The zirconia implants have a wide range of clinical applications, however, the biological inertness and lack of osteoinductive properties limit these applications. Strontium possesses superior biocompatibility and excellent osteogenic properties. To take advantage of these, the strontium titanate-coated zirconia implants were prepared in this study by sandblasting, acid etching, and magnetron sputtering, followed by the analysis of the biological behavior. Briefly, the zirconia sheets were polished and subjected to sandblasting and acid etching. Subsequently, a nano‑strontium titanate coating was developed on the sheets by magnetron sputtering. The specimens were characterized by scanning electron microscopy (SEM), water contact angle measurement (WCA) and EDS mapping, which confirmed the physical alternation and successful deposition of the strontium titanate coating. The in vitro experiments indicated that the majority of the filopodia and actin fibers of the MC3T3-E1 cells on SA-ZrO₂/Sr possessed an optimal osteogenic property to promote the osteogenic differentiation. Moreover, the RT-PCR results revealed that SA-ZrO₂/Sr significantly up-regulated the gene expression of Runx2, COL-1, ALP, OPG, OPN and OCN. Further, the in vivo evaluation confirmed that the SA-ZrO₂/Sr implants promoted the bone-implant osseointegration to the greatest extent as compared to SA-ZrO₂ and ZrO₂ implant. Overall, the SA-ZrO₂/Sr system was confirmed to be a promising implant, thus, providing new pathways for an effective implant design.

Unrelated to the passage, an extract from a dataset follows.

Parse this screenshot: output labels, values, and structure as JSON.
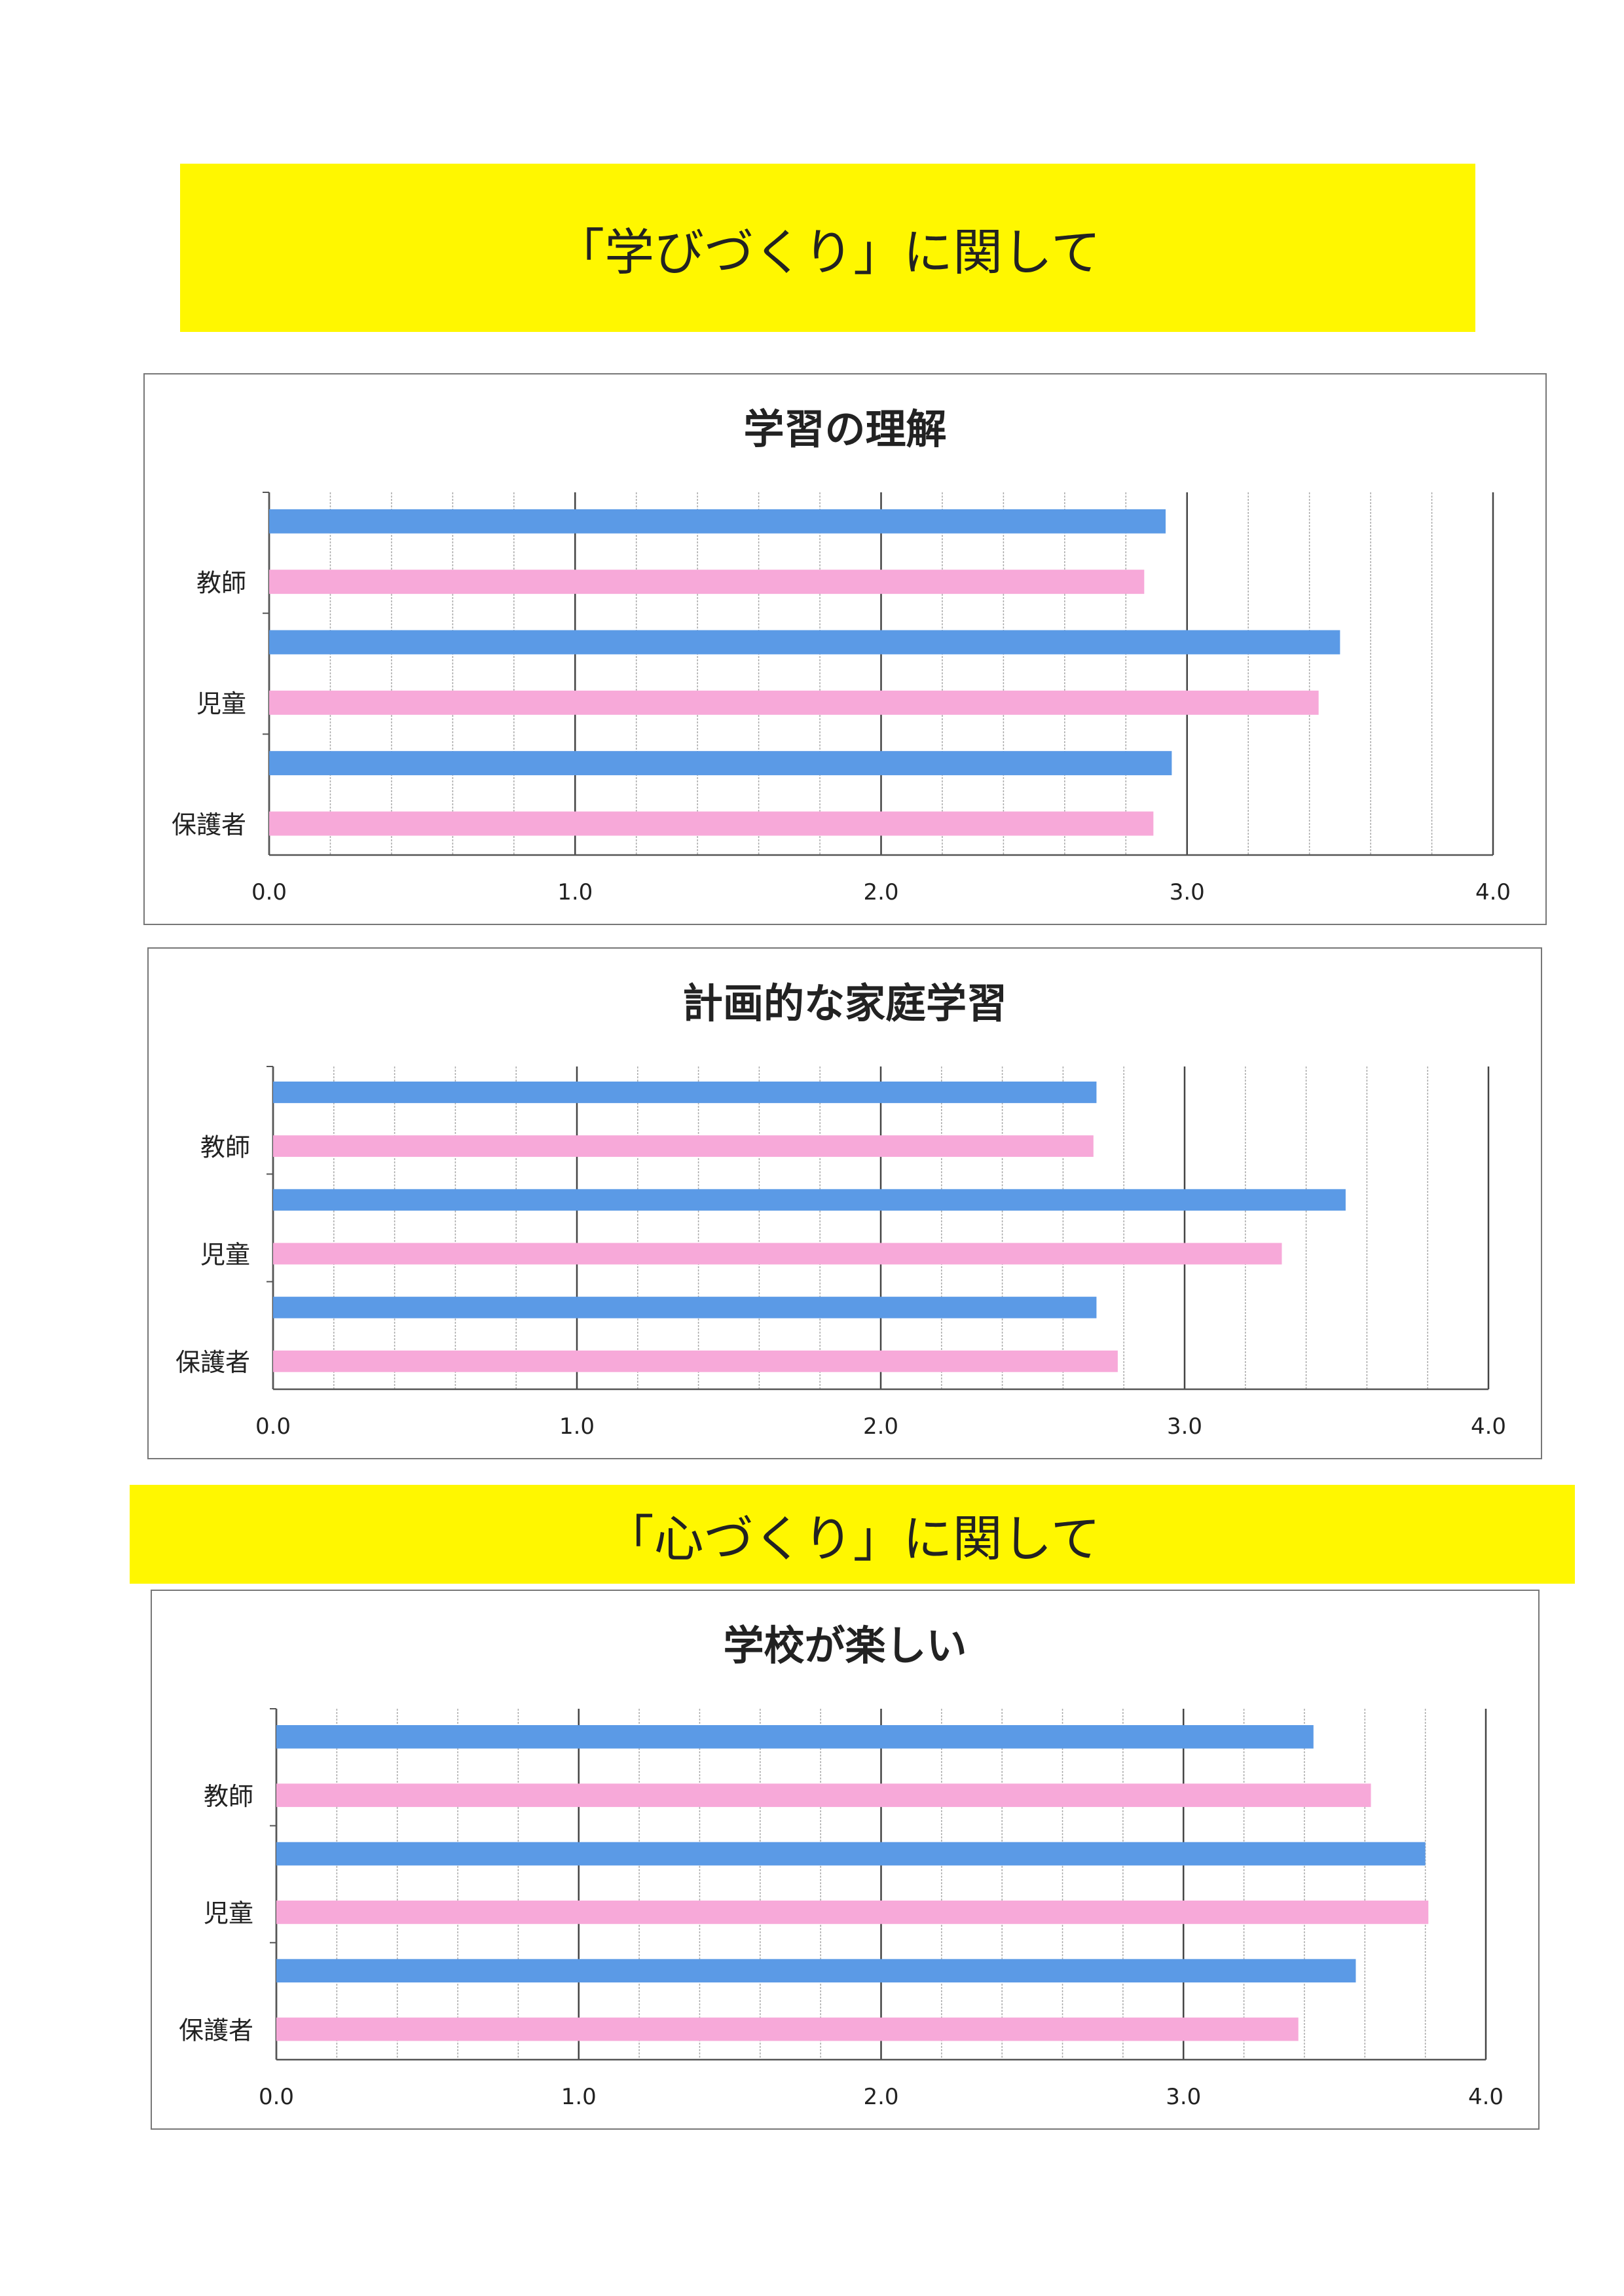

氧化锆植入物具有广泛的临床应用，然而，生物惰性和骨诱导特性的缺乏限制了这些应用。锶具有优异的生物相容性和优异的成骨特性。为了利用这些优势，本研究通过喷砂、酸蚀刻和磁控溅射制备钛酸锶涂层氧化锆植入物，然后对其生物学行为进行分析。简而言之，将氧化锆片抛光并进行喷砂和酸蚀刻。随后，通过磁控溅射在片材上开发了纳米钛酸锶涂层。通过扫描电子显微镜 (SEM)、水接触角测量 (WCA) 和 EDS 映射对样品进行表征，这证实了钛酸锶涂层的物理交替和成功沉积。体外实验表明，SA-ZrO 上的 MC3T3-E1 细胞的大部分丝状伪足和肌动蛋白纤维₂ /Sr 具有促进成骨分化的最佳成骨特性。此外，RT-PCR结果显示SA-ZrO ₂ /Sr显着上调Runx2、COL-1、ALP、OPG、OPN和OCN的基因表达。此外，在体内评价证实，SA-的ZrO ₂相比，SA-的ZrO / SR植入物促进骨-植入物的骨整合，以最大程度地₂和ZrO ₂的植入物。总的来说，SA-ZrO ₂ /Sr 系统被证实是一种很有前途的植入物，因此为有效的植入物设计提供了新的途径。